Two remarks must be made in conclusion to this brief presentation. Firstly, as can be seen from our calendar, most festivities were concentrated at specific moments of the year, roughly corresponding to three periods: the first from mid-December to mid-February, the second from mid-April to mid-May, and the last from the end of September to mid-November. The small number of festivals kept during the summer months, in spite of the fact that the atmospheric conditions may appear to be more appropriate for outdoor rejoicings, is in fact indicative of the link between agriculture and seasonal festivities, since it is during the summer months that the ‘husbandmen’ are most busy and thus least likely to hold a feast. Secondly, we must recall that the various festivals mentioned in our plan, and which could not be dealt with at length here, are dependent on lany local and temporal variations, as the studies of folklorists show. There is no doubt that a systematic presentation and classification of this material by a modern anthropologiest would be very helpful. It might even define new perspectives for research on the relationships between art and folk traditions.

Notes

  1. E. K. Chambers, The Medieval Stage (1903), O.U.P., I, p. 116, bibliographical note.
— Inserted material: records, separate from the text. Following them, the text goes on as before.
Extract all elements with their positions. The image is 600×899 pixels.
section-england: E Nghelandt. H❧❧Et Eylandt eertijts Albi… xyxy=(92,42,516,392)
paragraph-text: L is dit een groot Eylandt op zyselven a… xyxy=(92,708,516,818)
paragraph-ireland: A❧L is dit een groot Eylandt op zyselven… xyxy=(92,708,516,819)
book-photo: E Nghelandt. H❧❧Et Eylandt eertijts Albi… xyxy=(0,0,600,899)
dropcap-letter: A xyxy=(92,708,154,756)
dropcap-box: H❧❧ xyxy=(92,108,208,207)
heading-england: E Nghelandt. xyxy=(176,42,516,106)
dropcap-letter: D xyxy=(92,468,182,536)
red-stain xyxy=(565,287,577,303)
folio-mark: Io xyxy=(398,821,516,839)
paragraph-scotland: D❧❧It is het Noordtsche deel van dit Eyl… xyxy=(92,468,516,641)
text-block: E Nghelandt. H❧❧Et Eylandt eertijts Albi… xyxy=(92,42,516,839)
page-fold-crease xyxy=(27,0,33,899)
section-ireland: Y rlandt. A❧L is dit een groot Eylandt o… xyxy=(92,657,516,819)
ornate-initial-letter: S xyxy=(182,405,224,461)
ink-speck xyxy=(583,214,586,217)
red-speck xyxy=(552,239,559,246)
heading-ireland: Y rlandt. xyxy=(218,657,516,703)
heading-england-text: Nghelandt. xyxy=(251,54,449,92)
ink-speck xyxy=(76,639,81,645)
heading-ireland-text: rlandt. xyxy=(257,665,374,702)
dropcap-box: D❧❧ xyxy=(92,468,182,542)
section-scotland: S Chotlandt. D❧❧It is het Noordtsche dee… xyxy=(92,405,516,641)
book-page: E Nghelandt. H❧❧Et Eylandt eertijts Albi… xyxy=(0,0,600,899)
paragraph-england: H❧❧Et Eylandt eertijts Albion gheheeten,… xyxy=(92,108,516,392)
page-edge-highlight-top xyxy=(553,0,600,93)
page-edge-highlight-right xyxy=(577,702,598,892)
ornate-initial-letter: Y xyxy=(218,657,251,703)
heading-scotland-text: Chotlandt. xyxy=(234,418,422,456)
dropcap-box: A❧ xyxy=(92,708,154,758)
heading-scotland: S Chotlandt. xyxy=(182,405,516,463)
  2. See Midsummer Night's Dream, I.1.168 and IV.2.132-3.

  3. Chambers, op. cit., I, p. 173: “The May-game is probably intended by the ‘Whitsun pastorals’ of Winter's Tale IV.4.134 and the ‘pageants of delight’ at Pentecost … of Two Gentlemen of Verona”, IV.4.163.

  4. J. G. Frazer, The Golden Bough, Macmillan abridged edition, p. 475.

  5. See E. O. James, Seasonal Feasts and Festivals, London, 1961, Thames & Hudson, p. 309.

  6. Chambers, op. cit., p. 114.

  7. Muriel St Clare Byrne, Elizabethan Life in Town and Country, 1961 (first edition 1925), University Paperbacks, p. 240.

  8. T. F. T. Dyer, British Popular Customs, 1891. John Brand and Henry Ellis, Popular Antiquities of Great Britain, 1849.

  9. Chambers, op. cit., pp. 234-5: “… the day of the solstice … was known as the ‘birthday’ of Sol Novus or Sol Invictus … The Sol Invictus was identified with the central figure of that curious half-oriental, half-philosophical worship of Mithra, which at one time threatened to become a serious rival to Christianity as the religion of the thinking portion of the Roman world. That an important Mithraic feast also fell on December 25 can hardly be doubted …”

  10. Hock-tide can be defined as the season of the hock-days, observed on the Monday and Tuesday following the second Sunday after Easter-Day. It is said to have been instituted in memory of the almost total destruction of the Danes in England under Ethelred, on 13 November 1002. The word hock itself refers to the fact that most of them were not killed but simply houghed or hamstringed, which was a way to render them incapable of serving in war (see O.E.D.). The dislocation of its observance from November to two weeks after Easter may be due to its being attracted by and absorbed into an older festival to which it bore many resemblances.

  11. Holiday tradition of the Cotswolds revived under James I, thanks to the initiative of Robert Dover, a Warwickshire attorney. The games took place on May 31, and included leaping and wrestling for the men, dancing for the maids and also grey hound coursing (cf. Merry Wives of Windsor, I.1.89-90) and horse-racing. See description and woodcut in R. Chambers, Book of Days, volume I, pp. 712-14.

  12. E. K. Chambers, op. cit., p. 159.